Notre monde en miette n’a donc plus que la foi, la foi pour s’en sortir. C’est vertigineux, parce que tant que nous n’avons pas compris la leçon de la femme sous la table, nous sommes encore dans l’illusion qu’il faudra tout reconstruire par nous-mêmes. Mais sans Dieu, nous risquons bien de nous effondrer pour de bon, écrasés par le poids des défis à venir.
Voyez ce qui a poussé cette femme à la foi : la santé de sa fille. Tout vient de là. C’est la volonté de sauver son prochain qui peut ramener notre monde à croire. C’est le bien que nous souhaitons à ceux qui nous sont chers. C’est le souhait que nous avons que tel projet se réalise, que telle personne se convertisse, que telle autre guérisse ou que nous même sachions pardonner, être fort et sage dans l’épreuve. Bref, c’est à force de désirer le bien, et de présenter à Jésus ce désir, que nous recevrons de Dieu lui-même la grâce et la vie. La prière seule nous préservera de l’effondrement.
N’avez-vous jamais, frères et sœurs, murmuré une prière à l’improviste tout bas dans une église, ou allumé un cierge, l’air de rien, à Lourdes ou dans une obscure chapelle de montagne, ou encore déposé un petit bouquet au pied de la vieille croix qui borde le chemin ? Cela nous semblait peut-être un peu dérisoire. Mais aujourd’hui une femme nous rappelle la puissance cachée dans ces miettes de foi. Retenez ceci : il n’y a pas de petite prière. Chaque rencontre avec Dieu, même celle qui semble la plus modeste, est une porte ouverte sur le large infini.

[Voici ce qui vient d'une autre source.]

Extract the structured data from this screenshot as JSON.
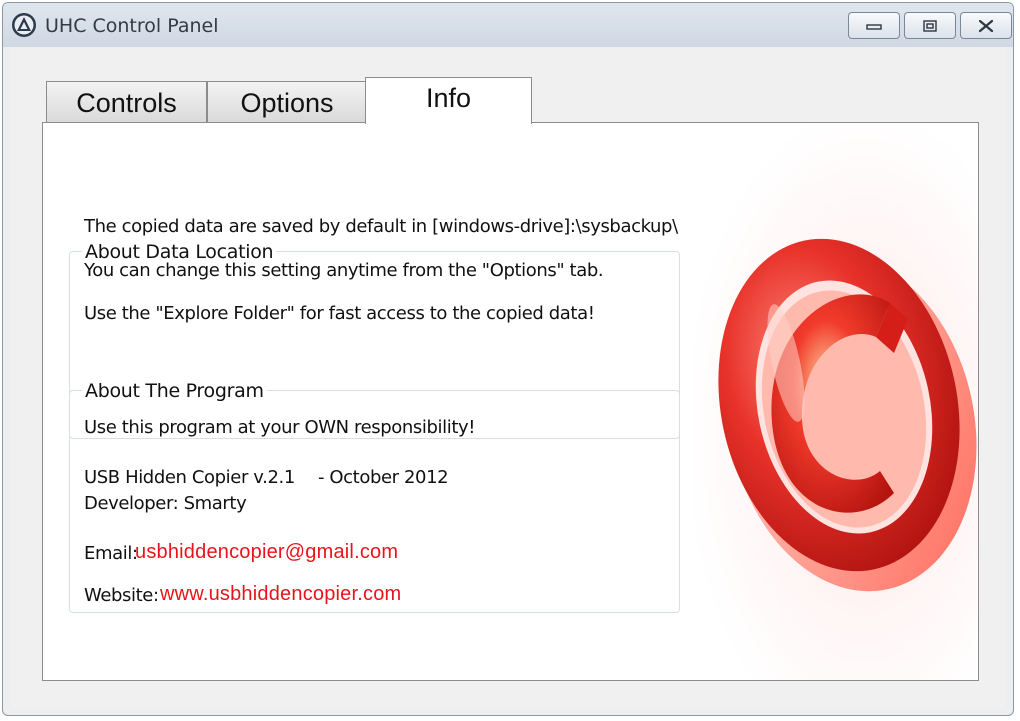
{
  "window": {
    "title": "UHC Control Panel"
  },
  "tabs": [
    {
      "label": "Controls",
      "active": false
    },
    {
      "label": "Options",
      "active": false
    },
    {
      "label": "Info",
      "active": true
    }
  ],
  "data_location": {
    "legend": "About Data Location",
    "line1": "The copied data are saved by default in [windows-drive]:\\sysbackup\\",
    "line2": "You can change this setting anytime from the \"Options\" tab.",
    "line3": "Use the \"Explore Folder\" for fast access to the copied data!"
  },
  "about_program": {
    "legend": "About The Program",
    "disclaimer": "Use this program at your OWN responsibility!",
    "version": "USB Hidden Copier v.2.1",
    "date": "- October 2012",
    "developer": "Developer: Smarty",
    "email_label": "Email:",
    "email": "usbhiddencopier@gmail.com",
    "website_label": "Website:",
    "website": "www.usbhiddencopier.com"
  },
  "colors": {
    "link": "#e8141b",
    "logo_red": "#e83a30"
  },
  "icons": {
    "app": "app-logo-icon",
    "logo": "copyright-c-logo"
  }
}
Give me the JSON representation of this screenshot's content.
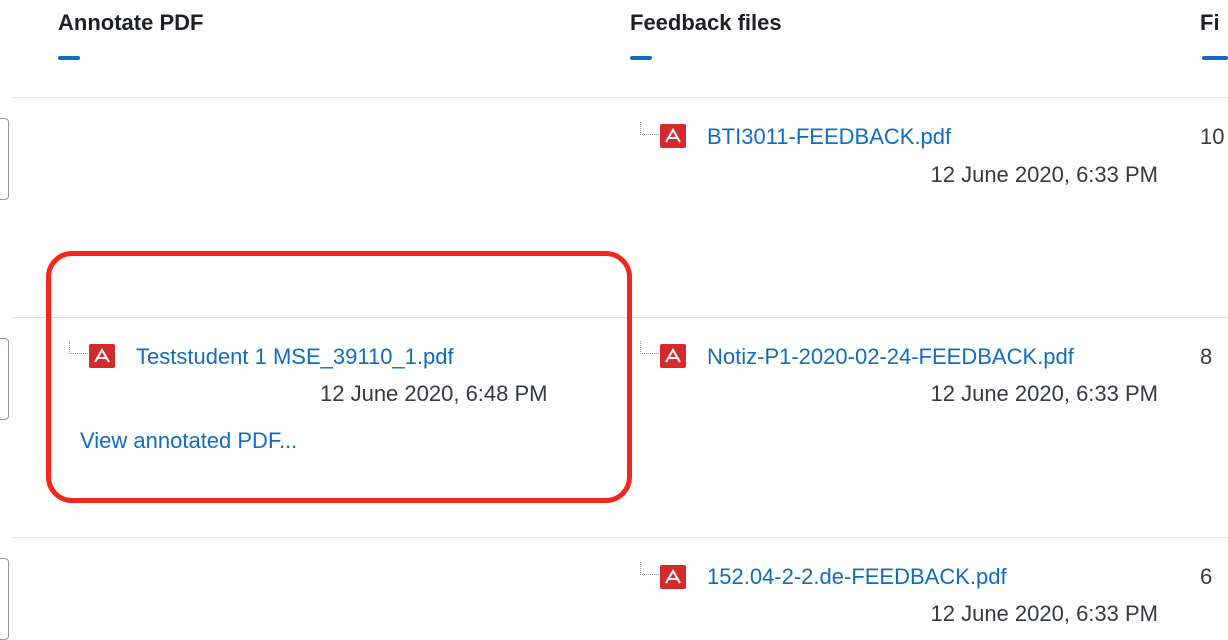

Cette semaine, je nous invite donc à aller visiter la chapelle du bout de la rue ou du fond du vallon, le calvaire du coin, la statue oubliée près de la petite source. Ou bien la plage ouverte sur le vaste horizon. Ou encore la chapelle de votre maison de retraite, de votre hôpital ou de votre prison. Et d’y prier, humblement. Mais n’y allez pas seuls. Emmenez votre cousine agnostique, votre petit-fils curieux mais incroyant, votre ami fidèle qui ne partage plus votre foi. Ne l’étouffez pas par de grands discours ou de longues litanies. Proposez lui simplement d’allumer une bougie, de se tenir quelque temps en silence et de formuler en secret une intention. Et dites-lui que vous priez Dieu qu’il lui accorde cela. Ne lui proposez pas, pas encore, le pain tout entier, juste une miette. Une miette, ça ne se refuse pas.